Church of Scientology Building New Church and Community Center in Harlem
A new Church of Scientology in East Harlem, NY, is set to open in 2014 and will also include a community center.
The future Church of Scientology of Harlem, which will reside at 220 E. 125th St., generated considerable media attention in the news recently over what the community can expect to experience when the new Church opens. According to the New York Daily News, the building “will house a 200-seat prayer room, a café and 12 classrooms” and “will offer East Harlem residents self-help classes and tutoring for school children.”
The story was actually first “scooped” in May 2012 by Ebony Magazine, with its story “And Still They Rise”, about this church and the Church of Scientology of Inglewood, California.
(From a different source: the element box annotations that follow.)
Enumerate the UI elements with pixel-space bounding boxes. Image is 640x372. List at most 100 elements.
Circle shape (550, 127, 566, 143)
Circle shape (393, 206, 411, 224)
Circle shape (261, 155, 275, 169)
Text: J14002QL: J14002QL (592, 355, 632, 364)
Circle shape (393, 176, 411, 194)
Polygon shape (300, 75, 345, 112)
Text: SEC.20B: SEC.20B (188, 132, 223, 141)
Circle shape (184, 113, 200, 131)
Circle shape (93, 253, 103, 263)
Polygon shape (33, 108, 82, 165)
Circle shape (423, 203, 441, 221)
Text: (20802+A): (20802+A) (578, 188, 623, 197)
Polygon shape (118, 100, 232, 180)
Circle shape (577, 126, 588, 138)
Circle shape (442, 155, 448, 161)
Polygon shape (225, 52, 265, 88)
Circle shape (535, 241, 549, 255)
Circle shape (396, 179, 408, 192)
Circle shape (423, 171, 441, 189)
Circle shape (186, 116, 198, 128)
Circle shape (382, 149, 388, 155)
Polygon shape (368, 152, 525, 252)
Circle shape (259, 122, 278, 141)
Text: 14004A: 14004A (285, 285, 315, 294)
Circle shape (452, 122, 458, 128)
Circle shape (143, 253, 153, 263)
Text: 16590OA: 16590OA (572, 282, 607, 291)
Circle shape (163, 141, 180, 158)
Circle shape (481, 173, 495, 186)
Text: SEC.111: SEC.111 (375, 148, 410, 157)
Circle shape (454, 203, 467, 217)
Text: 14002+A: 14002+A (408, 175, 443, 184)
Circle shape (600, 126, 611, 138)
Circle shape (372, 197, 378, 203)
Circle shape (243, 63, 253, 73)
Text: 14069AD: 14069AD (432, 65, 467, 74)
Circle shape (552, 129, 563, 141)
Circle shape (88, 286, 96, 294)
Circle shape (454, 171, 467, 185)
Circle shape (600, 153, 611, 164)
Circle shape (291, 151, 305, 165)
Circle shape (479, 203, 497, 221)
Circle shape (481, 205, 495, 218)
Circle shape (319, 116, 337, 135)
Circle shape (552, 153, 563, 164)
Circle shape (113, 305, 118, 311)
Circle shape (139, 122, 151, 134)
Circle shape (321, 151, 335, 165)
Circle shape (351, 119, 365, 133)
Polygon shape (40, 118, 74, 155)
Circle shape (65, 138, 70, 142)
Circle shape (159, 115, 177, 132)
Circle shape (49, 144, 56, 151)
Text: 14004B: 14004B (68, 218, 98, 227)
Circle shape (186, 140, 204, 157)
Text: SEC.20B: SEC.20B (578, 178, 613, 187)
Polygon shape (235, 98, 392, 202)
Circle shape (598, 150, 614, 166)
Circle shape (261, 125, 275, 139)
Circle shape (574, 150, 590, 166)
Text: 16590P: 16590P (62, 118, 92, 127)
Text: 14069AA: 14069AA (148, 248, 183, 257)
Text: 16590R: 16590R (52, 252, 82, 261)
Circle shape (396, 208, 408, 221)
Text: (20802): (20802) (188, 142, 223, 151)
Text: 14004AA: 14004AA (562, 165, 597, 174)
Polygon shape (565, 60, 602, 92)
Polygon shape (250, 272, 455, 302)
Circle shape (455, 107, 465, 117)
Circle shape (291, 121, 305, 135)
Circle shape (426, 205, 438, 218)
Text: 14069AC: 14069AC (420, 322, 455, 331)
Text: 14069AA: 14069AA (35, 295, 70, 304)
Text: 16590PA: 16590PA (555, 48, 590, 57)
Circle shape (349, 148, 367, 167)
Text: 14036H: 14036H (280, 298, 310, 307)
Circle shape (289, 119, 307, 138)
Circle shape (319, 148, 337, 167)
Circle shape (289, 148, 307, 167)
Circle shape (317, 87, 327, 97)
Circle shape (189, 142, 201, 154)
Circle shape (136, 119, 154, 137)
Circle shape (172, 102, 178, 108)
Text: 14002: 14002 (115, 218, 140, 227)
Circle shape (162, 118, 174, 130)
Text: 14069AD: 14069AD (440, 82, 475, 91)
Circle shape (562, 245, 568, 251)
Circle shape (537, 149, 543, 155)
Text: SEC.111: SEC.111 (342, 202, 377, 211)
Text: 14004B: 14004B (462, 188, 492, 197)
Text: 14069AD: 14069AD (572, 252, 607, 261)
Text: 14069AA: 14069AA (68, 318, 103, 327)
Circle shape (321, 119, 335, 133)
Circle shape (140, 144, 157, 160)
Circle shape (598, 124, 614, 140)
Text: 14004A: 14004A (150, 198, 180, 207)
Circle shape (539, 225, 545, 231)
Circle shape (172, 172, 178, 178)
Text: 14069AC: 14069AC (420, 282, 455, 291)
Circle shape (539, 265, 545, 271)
In the Ebony article, journalist Nicole Hutcheson noted “Scientology is making inroads into the Black Community from the East Coast to the West.”
Hutcheson described the new Harlem Church’s location:
“…this new outpost will rise less than two miles away from Abyssinian Baptist Church, the first African-American Baptist church in New York state and one of the oldest in the United States. It’s an interesting juxtaposition, seeing Abyssinian Baptist and the Church of Scientology in the same ‘hood. But it makes sense. If Five Percenters, Buddhists, Christians and Jews can make it in Harlem, why not Scientology?”
Set to open in 2014, what is planned for Harlem actually includes two separate facilities on 125th Street: the Harlem Church of Scientology and the Church of Scientology Community Center.
The precedent for this arrangement—Church and Community Center—was featured in Hutcheson’s article. The Church of Scientology of Inglewood, which opened November 5, 2011, also has a community center located in South Los Angeles, which houses Church-sponsored humanitarian programs. These programs include a human rights initiative, drug education and prevention program and literacy and learning center offering free tutoring to school children and remedial literacy programs for adults. The church has also become a hub for a community-wide anti-crime initiatives and gang-interventionist activity.
Hutcheson writes about the background and foundation of the Church of Scientology in South Los Angeles: “Long before any wall was built, the foundation for Scientology in South L.A. was already laid, largely due to the Rev. Cecil Murray, former pastor of the First African Methodist Episcopal church.” Murray is now professor of religious studies at the University of Southern California.
According to Hutcheson, Murray stands by his decision to partner with Scientology and points to the substance abuse program as “one of many reasons why Scientology should be welcomed in the Black community.” Murray asserts, “The problems are too big for us. If the Black church can be supplemented with the Church of Scientology, then there is use and need, and there is brotherhood,” Murray says, “I think that whatever system will expose our people to greater opportunity is one that needs exploring.”
Church of Scientology spokeswoman Karin Pouw described the establishment of Scientology Churches in Inglewood and Harlem as “a direct outgrowth of our work with community leaders in these areas. Scientologists for years asked that we establish churches closer to their homes. Take Inglewood, for example. We were there during the 1992 riots working with leaders of the First AME Church to help restore calm and rebuild what had been destroyed. When others left, we stayed and sponsored literacy programs, drug prevention education programs and other activities to help young people. Our new Harlem and Inglewood church and community center are extensions of that.”
Murray concurs. A special guest speaker at the grand opening of the Inglewood church, Murray was emphatic in his support of Scientologists and The Church of Scientology.
Cecil Murray, professor of religious studies at USC, speaks at the opening of the Inglewood church
“My friends, this new Church is an opportunity to make change,” he declared in the church opening “I encourage you, the community, to take full advantage.”